But the man who is self-controlled,
who meets the objects of the senses
With neither craving nor aversion,
Will attain serenity at last.
– Bhagavad Gita 2.64 
I like this passage from the Gita. It’s aspirational in a way that seems out of my grasp, yet reminds me, at the same time, to not be so grasping. Even to “like” it, is to fall into the very response that it warns against: craving (raga) and aversion (dvesha). Just envisioning what this would be like is difficult for me. What would it mean to meet each sense object, each next thing, each past thing, with equanimity?
I’m not there yet.
What I can envision, is creating a little conscious pause between that sense object and the craving or aversion. In other words, a space between the stimulus (whether external or internal) and my response to it. As the oft-quoted Viktor Frankl advises: “Between stimulus and response there is a space. In that space is our power to choose our response. In our response lies our growth and our freedom.” (Man’s Search for Meaning).

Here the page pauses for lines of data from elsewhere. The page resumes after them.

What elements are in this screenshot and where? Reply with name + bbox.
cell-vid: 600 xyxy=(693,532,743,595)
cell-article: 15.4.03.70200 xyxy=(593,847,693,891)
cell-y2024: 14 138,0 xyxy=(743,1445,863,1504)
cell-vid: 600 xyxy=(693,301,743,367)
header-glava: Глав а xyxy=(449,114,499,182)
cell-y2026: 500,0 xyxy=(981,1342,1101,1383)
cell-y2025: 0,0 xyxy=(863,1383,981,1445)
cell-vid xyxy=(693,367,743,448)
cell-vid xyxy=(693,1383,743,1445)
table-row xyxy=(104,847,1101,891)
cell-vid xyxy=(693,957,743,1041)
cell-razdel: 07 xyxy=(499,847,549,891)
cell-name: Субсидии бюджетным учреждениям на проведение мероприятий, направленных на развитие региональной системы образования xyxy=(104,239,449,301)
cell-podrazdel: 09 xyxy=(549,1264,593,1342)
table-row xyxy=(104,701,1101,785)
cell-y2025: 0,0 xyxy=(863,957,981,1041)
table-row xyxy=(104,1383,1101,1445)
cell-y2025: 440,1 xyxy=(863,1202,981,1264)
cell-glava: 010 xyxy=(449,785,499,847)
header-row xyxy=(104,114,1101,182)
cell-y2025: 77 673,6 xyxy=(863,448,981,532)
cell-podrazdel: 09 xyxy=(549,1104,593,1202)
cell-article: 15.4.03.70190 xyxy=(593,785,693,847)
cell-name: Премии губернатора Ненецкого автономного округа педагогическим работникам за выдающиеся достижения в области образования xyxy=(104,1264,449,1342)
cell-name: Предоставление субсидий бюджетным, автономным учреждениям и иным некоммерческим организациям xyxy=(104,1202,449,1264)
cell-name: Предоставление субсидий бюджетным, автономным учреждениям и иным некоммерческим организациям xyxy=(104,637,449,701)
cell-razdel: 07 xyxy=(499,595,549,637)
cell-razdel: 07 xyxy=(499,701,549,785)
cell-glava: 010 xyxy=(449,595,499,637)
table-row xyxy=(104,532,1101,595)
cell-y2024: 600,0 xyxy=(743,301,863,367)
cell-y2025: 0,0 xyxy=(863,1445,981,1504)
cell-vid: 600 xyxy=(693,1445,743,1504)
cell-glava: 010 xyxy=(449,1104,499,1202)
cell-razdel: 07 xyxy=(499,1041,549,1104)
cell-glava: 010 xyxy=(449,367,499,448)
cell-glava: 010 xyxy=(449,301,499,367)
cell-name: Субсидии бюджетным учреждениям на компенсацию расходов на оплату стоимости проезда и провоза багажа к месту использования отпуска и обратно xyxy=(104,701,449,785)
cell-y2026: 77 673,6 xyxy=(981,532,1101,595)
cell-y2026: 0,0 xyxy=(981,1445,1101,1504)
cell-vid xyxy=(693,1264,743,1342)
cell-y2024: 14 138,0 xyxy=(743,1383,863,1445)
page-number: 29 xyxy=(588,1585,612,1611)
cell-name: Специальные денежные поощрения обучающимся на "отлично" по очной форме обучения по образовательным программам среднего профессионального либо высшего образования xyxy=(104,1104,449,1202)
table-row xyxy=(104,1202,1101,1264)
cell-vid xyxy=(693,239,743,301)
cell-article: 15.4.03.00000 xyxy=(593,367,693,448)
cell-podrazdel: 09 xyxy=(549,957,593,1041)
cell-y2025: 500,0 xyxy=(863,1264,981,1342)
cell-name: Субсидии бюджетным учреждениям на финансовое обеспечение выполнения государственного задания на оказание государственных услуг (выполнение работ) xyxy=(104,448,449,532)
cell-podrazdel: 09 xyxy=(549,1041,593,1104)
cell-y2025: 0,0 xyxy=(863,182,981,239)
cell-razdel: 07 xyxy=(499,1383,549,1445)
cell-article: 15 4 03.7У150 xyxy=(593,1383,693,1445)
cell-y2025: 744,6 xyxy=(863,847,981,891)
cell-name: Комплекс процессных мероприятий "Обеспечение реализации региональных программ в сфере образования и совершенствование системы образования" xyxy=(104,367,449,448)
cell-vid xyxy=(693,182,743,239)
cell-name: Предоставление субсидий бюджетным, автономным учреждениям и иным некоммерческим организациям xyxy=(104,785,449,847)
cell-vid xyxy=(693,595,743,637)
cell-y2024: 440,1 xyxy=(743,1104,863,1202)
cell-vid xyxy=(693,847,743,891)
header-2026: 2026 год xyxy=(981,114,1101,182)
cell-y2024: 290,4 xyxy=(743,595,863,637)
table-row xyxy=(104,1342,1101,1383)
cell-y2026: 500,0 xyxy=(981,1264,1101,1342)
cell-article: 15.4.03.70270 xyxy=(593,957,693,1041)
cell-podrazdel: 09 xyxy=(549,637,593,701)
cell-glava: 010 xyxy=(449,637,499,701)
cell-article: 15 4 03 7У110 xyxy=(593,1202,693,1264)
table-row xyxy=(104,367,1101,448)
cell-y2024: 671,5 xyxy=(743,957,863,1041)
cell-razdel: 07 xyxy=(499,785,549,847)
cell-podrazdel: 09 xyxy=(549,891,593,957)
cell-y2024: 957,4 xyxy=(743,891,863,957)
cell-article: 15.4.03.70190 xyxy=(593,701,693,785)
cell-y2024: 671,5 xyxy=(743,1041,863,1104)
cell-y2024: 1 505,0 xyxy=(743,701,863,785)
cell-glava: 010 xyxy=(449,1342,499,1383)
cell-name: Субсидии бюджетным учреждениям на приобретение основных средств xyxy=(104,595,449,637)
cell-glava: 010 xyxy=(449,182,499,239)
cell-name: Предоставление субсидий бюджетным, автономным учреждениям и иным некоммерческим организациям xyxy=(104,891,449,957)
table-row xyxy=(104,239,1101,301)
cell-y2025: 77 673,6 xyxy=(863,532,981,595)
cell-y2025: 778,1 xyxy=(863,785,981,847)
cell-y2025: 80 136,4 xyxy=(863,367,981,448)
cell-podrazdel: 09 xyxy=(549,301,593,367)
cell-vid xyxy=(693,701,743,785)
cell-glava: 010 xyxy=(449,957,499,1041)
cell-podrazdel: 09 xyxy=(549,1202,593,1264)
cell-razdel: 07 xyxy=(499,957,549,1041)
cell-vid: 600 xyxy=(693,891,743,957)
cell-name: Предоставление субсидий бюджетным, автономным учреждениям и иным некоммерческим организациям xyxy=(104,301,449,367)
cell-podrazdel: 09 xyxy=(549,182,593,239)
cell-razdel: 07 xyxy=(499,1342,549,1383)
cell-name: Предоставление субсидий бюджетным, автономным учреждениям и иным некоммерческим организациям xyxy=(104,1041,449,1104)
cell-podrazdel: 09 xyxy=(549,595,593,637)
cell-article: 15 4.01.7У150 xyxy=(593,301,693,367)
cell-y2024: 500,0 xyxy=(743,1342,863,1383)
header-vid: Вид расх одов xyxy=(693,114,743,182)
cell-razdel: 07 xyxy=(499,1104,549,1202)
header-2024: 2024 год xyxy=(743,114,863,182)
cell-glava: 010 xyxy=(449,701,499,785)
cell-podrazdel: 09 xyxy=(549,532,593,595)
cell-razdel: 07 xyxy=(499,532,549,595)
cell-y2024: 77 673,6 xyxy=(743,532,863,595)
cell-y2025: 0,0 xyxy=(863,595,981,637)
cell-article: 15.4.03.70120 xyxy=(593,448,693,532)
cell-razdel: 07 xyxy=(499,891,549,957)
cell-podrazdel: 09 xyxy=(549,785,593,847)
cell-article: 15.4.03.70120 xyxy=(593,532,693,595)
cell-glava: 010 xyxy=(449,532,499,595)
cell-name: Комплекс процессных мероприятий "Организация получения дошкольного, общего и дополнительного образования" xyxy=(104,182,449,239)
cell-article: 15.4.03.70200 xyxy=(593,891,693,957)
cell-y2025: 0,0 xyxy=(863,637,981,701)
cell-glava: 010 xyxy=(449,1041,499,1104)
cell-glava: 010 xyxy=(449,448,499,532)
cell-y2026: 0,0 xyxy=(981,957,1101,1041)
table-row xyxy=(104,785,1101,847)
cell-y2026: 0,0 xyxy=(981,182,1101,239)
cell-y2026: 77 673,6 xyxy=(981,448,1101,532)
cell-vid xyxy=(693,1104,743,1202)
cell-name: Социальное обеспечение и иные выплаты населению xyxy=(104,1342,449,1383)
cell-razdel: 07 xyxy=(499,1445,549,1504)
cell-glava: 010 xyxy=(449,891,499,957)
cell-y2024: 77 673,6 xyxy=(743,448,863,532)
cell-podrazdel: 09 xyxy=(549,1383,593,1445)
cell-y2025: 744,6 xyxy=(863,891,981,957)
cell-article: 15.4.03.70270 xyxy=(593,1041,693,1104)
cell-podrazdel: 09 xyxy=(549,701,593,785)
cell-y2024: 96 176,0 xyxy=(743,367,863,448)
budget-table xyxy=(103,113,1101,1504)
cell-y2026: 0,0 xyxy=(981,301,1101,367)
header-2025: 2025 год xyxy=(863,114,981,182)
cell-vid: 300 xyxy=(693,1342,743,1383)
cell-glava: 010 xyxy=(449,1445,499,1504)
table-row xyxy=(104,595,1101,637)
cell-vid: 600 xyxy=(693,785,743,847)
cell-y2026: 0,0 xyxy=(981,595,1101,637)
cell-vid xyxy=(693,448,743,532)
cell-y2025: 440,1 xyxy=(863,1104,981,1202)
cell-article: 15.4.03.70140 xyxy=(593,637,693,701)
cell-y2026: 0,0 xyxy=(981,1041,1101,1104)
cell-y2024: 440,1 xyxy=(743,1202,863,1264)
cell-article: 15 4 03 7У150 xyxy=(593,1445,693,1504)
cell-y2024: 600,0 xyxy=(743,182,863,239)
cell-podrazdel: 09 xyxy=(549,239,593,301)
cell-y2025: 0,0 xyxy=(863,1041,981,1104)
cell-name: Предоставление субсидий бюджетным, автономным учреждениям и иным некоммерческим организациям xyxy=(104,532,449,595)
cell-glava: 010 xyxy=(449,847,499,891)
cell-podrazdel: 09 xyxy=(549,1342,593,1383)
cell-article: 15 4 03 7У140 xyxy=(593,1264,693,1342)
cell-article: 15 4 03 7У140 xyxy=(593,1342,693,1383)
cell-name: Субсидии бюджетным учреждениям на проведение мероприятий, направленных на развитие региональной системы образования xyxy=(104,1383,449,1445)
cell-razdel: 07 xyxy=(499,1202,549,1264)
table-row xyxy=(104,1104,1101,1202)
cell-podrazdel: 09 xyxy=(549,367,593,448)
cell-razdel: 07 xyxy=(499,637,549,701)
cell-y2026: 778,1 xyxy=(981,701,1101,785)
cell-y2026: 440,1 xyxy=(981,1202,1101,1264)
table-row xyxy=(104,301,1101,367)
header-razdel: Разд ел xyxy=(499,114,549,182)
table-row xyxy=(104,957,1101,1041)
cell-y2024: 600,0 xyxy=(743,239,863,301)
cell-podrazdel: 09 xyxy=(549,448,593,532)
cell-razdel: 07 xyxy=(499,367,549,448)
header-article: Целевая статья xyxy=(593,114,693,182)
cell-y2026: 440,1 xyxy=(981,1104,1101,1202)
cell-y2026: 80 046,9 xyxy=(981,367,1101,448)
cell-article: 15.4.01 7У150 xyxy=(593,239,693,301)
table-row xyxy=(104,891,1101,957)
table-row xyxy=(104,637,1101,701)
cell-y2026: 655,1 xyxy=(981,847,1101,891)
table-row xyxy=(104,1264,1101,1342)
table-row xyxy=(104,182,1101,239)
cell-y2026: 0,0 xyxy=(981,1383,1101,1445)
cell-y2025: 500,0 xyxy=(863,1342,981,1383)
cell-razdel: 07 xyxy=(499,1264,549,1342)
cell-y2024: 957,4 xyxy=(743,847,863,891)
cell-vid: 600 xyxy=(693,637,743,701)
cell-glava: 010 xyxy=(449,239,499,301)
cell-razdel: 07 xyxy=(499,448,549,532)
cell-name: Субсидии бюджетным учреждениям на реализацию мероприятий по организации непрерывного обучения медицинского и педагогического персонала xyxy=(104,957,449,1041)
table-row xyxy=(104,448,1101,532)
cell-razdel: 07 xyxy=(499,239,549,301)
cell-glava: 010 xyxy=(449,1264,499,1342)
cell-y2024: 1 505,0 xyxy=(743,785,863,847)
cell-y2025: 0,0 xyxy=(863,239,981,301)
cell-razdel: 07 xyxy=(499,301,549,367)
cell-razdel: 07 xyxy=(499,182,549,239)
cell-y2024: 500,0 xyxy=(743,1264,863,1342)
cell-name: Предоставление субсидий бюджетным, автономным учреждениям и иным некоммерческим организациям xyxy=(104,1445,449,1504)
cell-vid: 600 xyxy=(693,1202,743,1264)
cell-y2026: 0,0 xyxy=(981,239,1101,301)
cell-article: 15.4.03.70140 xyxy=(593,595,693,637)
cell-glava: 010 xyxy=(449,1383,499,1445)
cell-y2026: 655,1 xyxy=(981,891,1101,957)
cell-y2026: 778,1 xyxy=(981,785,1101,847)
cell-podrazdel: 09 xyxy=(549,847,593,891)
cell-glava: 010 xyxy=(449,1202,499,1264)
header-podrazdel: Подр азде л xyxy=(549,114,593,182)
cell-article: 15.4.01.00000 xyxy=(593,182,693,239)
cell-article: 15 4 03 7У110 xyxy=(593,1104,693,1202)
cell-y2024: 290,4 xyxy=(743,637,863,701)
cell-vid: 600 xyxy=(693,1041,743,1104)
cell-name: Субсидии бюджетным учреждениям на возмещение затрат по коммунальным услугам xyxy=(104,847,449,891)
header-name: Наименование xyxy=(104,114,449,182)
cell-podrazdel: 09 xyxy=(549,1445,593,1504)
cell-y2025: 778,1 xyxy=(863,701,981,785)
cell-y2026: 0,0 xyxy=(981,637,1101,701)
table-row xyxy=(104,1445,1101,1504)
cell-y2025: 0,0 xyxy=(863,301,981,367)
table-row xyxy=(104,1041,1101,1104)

I’m not really there yet either.
At least, not all the time. Maybe not even often. I have experienced that pause that changes response from thoughtless reaction to (more) considered action – and it’s as powerful a place as those who are (or have been) there tell us – but even that place seems beyond my line of sight. So most days, I work on the pause after the reaction. Let’s call it a reflection after the fact…after the glossy catalog has caused raga to rage through me (and maybe even after I’ve already rationalized an unnecessary purchase), or after two hours of the paradoxically active dvesha practice of vegging on the couch.
I am mostly at the point now, where this practice of reflection has created a space between the emotion caused by a stimulus and the action that follows that emotion. That is, “response” can mostly be broken down into the internal (emotion) and the external (action) so that the rapid sequence looks like this: stimulus > emotion > action.
I like to think that my practice of reflection is helping to widen the space between my emotion and whatever action (or reaction) it may lead to, making it more possible to slow down the whole response sequence. In Buddhist Sutras, Irv Jacob writes, “We don’t control our emotions, we control our intellectual response to these emotions—or we don’t.”
This I can grasp. So while I occasionally visit Frankl’s freedom, and I believe that the Gita’s serenity is somewhere down the road, right now I’m occupying a growing post-emotion space.
That’s where I am, today.
 From Bhavagad Gita: A New Translation by Stephen Mitchell (2000).